Je me souviens qu'après l'échauffement, nous revisions l'enchaînement vu dans les cours précédents.
- À tour de rôle, tu désignais en début de séance un partenaire, pour rappeler avec toi les figures du cours précédent. Si tu m'appelais, pince sans rire et complice avec les autres danseurs, je prenais la pose, tu sais ?
- Oui, je me souviens bien.
- Un peu dans le genre gravure de mode, le regard perdu dans le miroir de danse, fesses bien serrées et ventre plat, un pantalon noir à fines rayures, des souliers à semelle en daim, un soupçon de parfum, l’œil vif et le cheveu lisse ou gominé…
— La frime, quoi !
— Oh ! Pas toujours ! Tiens ! Je te raconte mes débuts en danse contemporaine, tu vas rire.
[La danse contemporaine]
j'évoque alors cette discipline exigeante et chorégraphiée, composée à la fois de classique avec des nuances de hip-hop ou de jazz sur des musiques si particulières, impossible à suivre à la lettre. Et surtout des danseurs minces, athlétiques, élancés et très souples.
[...]
— … Alors imagine un instant, le gars trapu, petit gabarit, genre joueur de rugby, en train de virevolter en collant bien serré, avec l’élégance empruntée à un éléphant dans un magasin de porcelaine.
— Ah oui ! Mais je vois très bien ! dit-elle amusée et complice.
— Rigole ! Et la professeure, Catherine que tu connais, je crois. Telle un aigle sur son aire, elle pointe depuis une estrade ou un tabouret, à voix haute, chaque erreur avec l'acuité diabolique d'un rapace. Et surtout cette incroyable faculté à retenir tous les prénoms de ses élèves, les affublant de la couleur assortie à leur vêtement. Et nous voilà rhabillés pour l’hiver.
— Genre, "Jacques bleu" en retard ! "Jacques marron", plus haut !
— Oui. Une véritable révélation. Nous exécutions des choses à mes yeux si difficiles tout en vibrant dans l’espace. Gratifiant.
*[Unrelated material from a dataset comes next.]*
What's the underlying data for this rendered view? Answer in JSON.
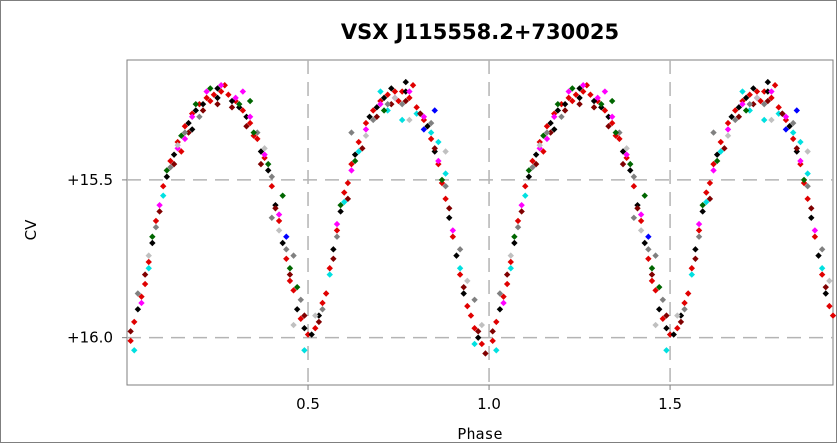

— Je vois très bien ce que tu suggères !
[la FFDanse]
Je marque une pause en buvant une gorgée de café, tout en me souvenant que quelques années plus tard, j’ai occupé des fonctions associatives et électives à la Fédération française de danse.
[...]
— As-tu su que j'avais pris des responsabilités dans le milieu sportif et artistique de la danse !
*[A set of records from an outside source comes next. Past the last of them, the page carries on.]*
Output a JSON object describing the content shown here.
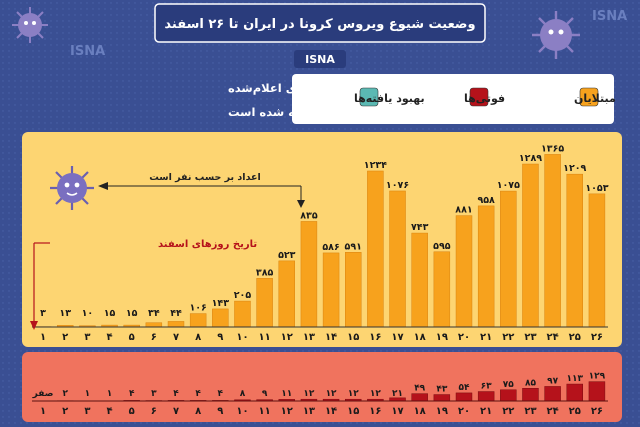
{
  "header": {
    "title": "وضعیت شیوع ویروس کرونا در ایران تا ۲۶ اسفند",
    "watermark": "ISNA",
    "badge": "ISNA"
  },
  "note": {
    "line1": "نمودارها بر اساس آمارهای اعلام‌شده",
    "line2": "از سوی وزارت بهداشت تهیه شده است"
  },
  "legend": [
    {
      "label": "مبتلایان",
      "color": "#f7a21d"
    },
    {
      "label": "فوتی‌ها",
      "color": "#b5121b"
    },
    {
      "label": "بهبود یافته‌ها",
      "color": "#5bb9b3"
    }
  ],
  "annotations": {
    "numbers_label": "اعداد بر حسب نفر است",
    "days_label": "تاریخ روزهای اسفند"
  },
  "colors": {
    "background": "#3a4f93",
    "cases_panel": "#fdd572",
    "cases_bar": "#f7a21d",
    "deaths_panel": "#f0735e",
    "deaths_bar": "#b5121b",
    "recovered": "#5bb9b3"
  },
  "chart_data": [
    {
      "type": "bar",
      "name": "مبتلایان",
      "categories": [
        "۱",
        "۲",
        "۳",
        "۴",
        "۵",
        "۶",
        "۷",
        "۸",
        "۹",
        "۱۰",
        "۱۱",
        "۱۲",
        "۱۳",
        "۱۴",
        "۱۵",
        "۱۶",
        "۱۷",
        "۱۸",
        "۱۹",
        "۲۰",
        "۲۱",
        "۲۲",
        "۲۳",
        "۲۴",
        "۲۵",
        "۲۶"
      ],
      "values": [
        3,
        13,
        10,
        15,
        15,
        34,
        44,
        106,
        143,
        205,
        385,
        523,
        835,
        586,
        591,
        1234,
        1076,
        743,
        595,
        881,
        958,
        1075,
        1289,
        1365,
        1209,
        1053
      ],
      "value_labels": [
        "۳",
        "۱۳",
        "۱۰",
        "۱۵",
        "۱۵",
        "۳۴",
        "۴۴",
        "۱۰۶",
        "۱۴۳",
        "۲۰۵",
        "۳۸۵",
        "۵۲۳",
        "۸۳۵",
        "۵۸۶",
        "۵۹۱",
        "۱۲۳۴",
        "۱۰۷۶",
        "۷۴۳",
        "۵۹۵",
        "۸۸۱",
        "۹۵۸",
        "۱۰۷۵",
        "۱۲۸۹",
        "۱۳۶۵",
        "۱۲۰۹",
        "۱۰۵۳"
      ],
      "ylim": [
        0,
        1400
      ],
      "grid": false
    },
    {
      "type": "bar",
      "name": "فوتی‌ها",
      "categories": [
        "۱",
        "۲",
        "۳",
        "۴",
        "۵",
        "۶",
        "۷",
        "۸",
        "۹",
        "۱۰",
        "۱۱",
        "۱۲",
        "۱۳",
        "۱۴",
        "۱۵",
        "۱۶",
        "۱۷",
        "۱۸",
        "۱۹",
        "۲۰",
        "۲۱",
        "۲۲",
        "۲۳",
        "۲۴",
        "۲۵",
        "۲۶"
      ],
      "values": [
        0,
        2,
        1,
        1,
        4,
        3,
        4,
        4,
        4,
        8,
        9,
        11,
        12,
        12,
        12,
        12,
        21,
        49,
        43,
        54,
        63,
        75,
        85,
        97,
        113,
        129
      ],
      "value_labels": [
        "صفر",
        "۲",
        "۱",
        "۱",
        "۴",
        "۳",
        "۴",
        "۴",
        "۴",
        "۸",
        "۹",
        "۱۱",
        "۱۲",
        "۱۲",
        "۱۲",
        "۱۲",
        "۲۱",
        "۴۹",
        "۴۳",
        "۵۴",
        "۶۳",
        "۷۵",
        "۸۵",
        "۹۷",
        "۱۱۳",
        "۱۲۹"
      ],
      "ylim": [
        0,
        140
      ],
      "grid": false
    }
  ]
}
— Raconte, je crois que tu m'en avais parlé. Tu tenais un mandat à la F.F.Danse durant un temps.
[...]
Je lui brosse alors un tableau très contrasté de trois années d’investissement personnel et bénévole, aux postes de secrétaire puis président d’un comité régional de danse de Picardie. Tel un homme politique en campagne, je présente, j'expose, je propose des animations, des formations et des compétitions.
[…]
— Et combien de personnes dans ton comité pour animer tout cela ?
— Onze. Mais je me sentais plutôt seul à la manoeuvre. Cela demandait une énergie considérable pour organiser, démarcher, écrire et rédiger, rechercher des partenaires et des subventions, en prenant sur son temps personnel… Tout en continuant en parallèle une activité professionnelle.
— Aie !.
— … Alors j’ai fini par démissionner !
— Oui !
— Un point positif tout de même. Tu as aujourd’hui en Picardie, plus de 50 associations affiliées, 3600 licenciés, des cours labellisés FFD ! [i]
— Oui tu as raison, tu as semé ; il en restera quelque chose.
Sorti du café, nous rejoignons la "Rue du Temple" puis le "Centre du Marais".
Je regarde mon amie s'éloigner et je lui adresse du fond du coeur, un grande reconnaissance.
La danse m’a ouvert à la vie.
(Dédicace à Patricia Alfonsi - Maître de danse)
[i] Le Comité régional des Hauts de France a repris le flambeau pour la Picardie et le Nord Pas de Calais depuis le 30 avril 2016 et gageons qu’il porte haut les couleurs de la Fédération française de danse.